Determining the intent of the founders or the meaning of their words requires people to do something very few Americans do any more: study not just the Constitution, but other founding documents such as The Federalist Papers. This enlightening work contains the complete record of the debates that occurred in the Constitutional Convention and the state ratification conventions in which supporters of ratification had to debate and ultimately refute the criticisms of astute anti-Federalists who opposed ratification (perhaps the most famous opponent being Virginia’s George Mason). One of the reasons these crucial volumes are not taught today is that leftist professors do not want their students to know the original intentions of the framers.
Prominent advocates of originalism include Supreme Court Justices Antonin Scalia and Clarence Thomas. The benefits of originalism include the following:
- Originalism gives Constitutional authority to the people governed thus ensuring the sovereignty of the governed.
- Originalism defers to the process of change established by the founders—the amendment process. The amendment process gives Americans a way to respond to socio-cultural changes while still protecting the Constitution and, in turn, the American people from fickle societal trends.
- Originalism protects Americans from the personal agendas, values, and biases of individual judges. It constrains judicial interpretation that is biased by personal preferences.

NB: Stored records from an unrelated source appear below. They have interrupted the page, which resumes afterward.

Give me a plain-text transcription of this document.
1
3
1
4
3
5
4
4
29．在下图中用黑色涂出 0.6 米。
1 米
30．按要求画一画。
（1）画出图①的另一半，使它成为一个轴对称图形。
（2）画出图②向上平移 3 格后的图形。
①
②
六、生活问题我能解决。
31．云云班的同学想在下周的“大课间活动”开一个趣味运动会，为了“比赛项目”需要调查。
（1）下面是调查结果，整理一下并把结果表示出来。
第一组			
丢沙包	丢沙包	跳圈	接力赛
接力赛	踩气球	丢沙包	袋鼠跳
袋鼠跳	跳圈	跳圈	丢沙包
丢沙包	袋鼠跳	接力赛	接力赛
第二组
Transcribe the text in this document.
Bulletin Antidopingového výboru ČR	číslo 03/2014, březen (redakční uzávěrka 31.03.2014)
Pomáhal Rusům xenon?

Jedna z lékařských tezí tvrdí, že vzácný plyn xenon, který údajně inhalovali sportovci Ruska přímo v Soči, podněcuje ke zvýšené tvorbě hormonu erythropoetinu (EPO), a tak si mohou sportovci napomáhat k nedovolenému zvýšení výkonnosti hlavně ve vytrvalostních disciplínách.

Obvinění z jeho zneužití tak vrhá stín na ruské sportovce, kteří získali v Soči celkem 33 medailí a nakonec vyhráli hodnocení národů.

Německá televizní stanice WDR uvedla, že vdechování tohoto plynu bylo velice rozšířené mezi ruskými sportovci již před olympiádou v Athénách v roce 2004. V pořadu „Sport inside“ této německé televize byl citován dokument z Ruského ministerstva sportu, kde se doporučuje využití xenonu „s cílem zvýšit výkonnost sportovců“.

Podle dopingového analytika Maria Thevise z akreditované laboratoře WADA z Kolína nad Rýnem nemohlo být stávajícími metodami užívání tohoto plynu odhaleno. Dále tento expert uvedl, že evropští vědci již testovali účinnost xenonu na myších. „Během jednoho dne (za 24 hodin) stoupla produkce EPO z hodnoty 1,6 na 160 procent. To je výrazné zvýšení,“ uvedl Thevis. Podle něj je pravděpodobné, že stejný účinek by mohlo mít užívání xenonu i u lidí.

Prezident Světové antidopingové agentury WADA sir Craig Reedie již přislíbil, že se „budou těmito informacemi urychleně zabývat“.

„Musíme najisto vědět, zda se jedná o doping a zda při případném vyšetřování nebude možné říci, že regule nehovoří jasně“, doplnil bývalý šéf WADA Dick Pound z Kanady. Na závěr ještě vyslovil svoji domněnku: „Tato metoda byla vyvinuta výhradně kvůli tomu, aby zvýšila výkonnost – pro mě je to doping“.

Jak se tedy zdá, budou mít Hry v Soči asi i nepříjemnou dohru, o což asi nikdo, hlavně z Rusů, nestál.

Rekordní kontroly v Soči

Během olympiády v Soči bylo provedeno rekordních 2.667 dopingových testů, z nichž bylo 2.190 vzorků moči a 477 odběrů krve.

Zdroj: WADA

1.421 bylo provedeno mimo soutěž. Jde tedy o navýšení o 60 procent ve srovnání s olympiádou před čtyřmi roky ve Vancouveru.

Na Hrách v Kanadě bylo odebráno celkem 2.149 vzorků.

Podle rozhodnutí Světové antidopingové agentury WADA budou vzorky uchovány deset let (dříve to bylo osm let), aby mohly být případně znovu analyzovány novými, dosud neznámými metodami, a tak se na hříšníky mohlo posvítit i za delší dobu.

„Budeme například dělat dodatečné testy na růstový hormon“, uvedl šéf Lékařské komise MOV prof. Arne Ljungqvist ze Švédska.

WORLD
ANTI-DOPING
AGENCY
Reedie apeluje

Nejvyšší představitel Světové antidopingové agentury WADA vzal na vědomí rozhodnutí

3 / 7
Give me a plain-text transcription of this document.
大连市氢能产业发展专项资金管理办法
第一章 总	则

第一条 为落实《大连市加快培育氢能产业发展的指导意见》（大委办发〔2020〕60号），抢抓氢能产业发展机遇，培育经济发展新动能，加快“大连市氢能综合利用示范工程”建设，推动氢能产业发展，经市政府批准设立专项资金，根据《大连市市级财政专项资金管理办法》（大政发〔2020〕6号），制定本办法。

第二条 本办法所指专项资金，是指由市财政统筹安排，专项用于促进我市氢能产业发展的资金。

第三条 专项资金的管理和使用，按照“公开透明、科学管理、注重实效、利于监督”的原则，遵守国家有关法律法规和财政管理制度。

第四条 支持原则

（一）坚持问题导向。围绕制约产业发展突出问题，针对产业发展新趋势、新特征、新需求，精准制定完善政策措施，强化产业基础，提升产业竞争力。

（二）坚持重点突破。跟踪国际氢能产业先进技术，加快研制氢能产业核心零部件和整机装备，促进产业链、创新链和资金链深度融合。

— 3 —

- Originalism provides stability and predictablility—two foundational legal concepts—and protects against arbitrary decisions and interpretations by judges, legislators, and presidents trying to advance a political agenda or act on personal bias.
- Originalism protects the very purpose of the Constitution—to keep judges from constantly reforming what America is and what it means to be an American.
- Originalism provides common ground for interpreting the Constitution—the original intent or the original meaning of the founders. Other approaches have no common ground and no objective or honest means for arriving at a valid interpretation.
- Originalism protects against the politicizing of the judicial branch (which was explicitly rejected by the framers but which is now a fact of life in America precisely because of the actions and decisions of living Constitution advocates).
- Originalism guards against laws being made by the judicial rather than the legislative branch by forcing judges to ask “What do the words say?” rather than “What would I like the words to say?”
- Originalism protects the sovereignty of the Constitution by ensuring that it does not become subservient to international treaties or law.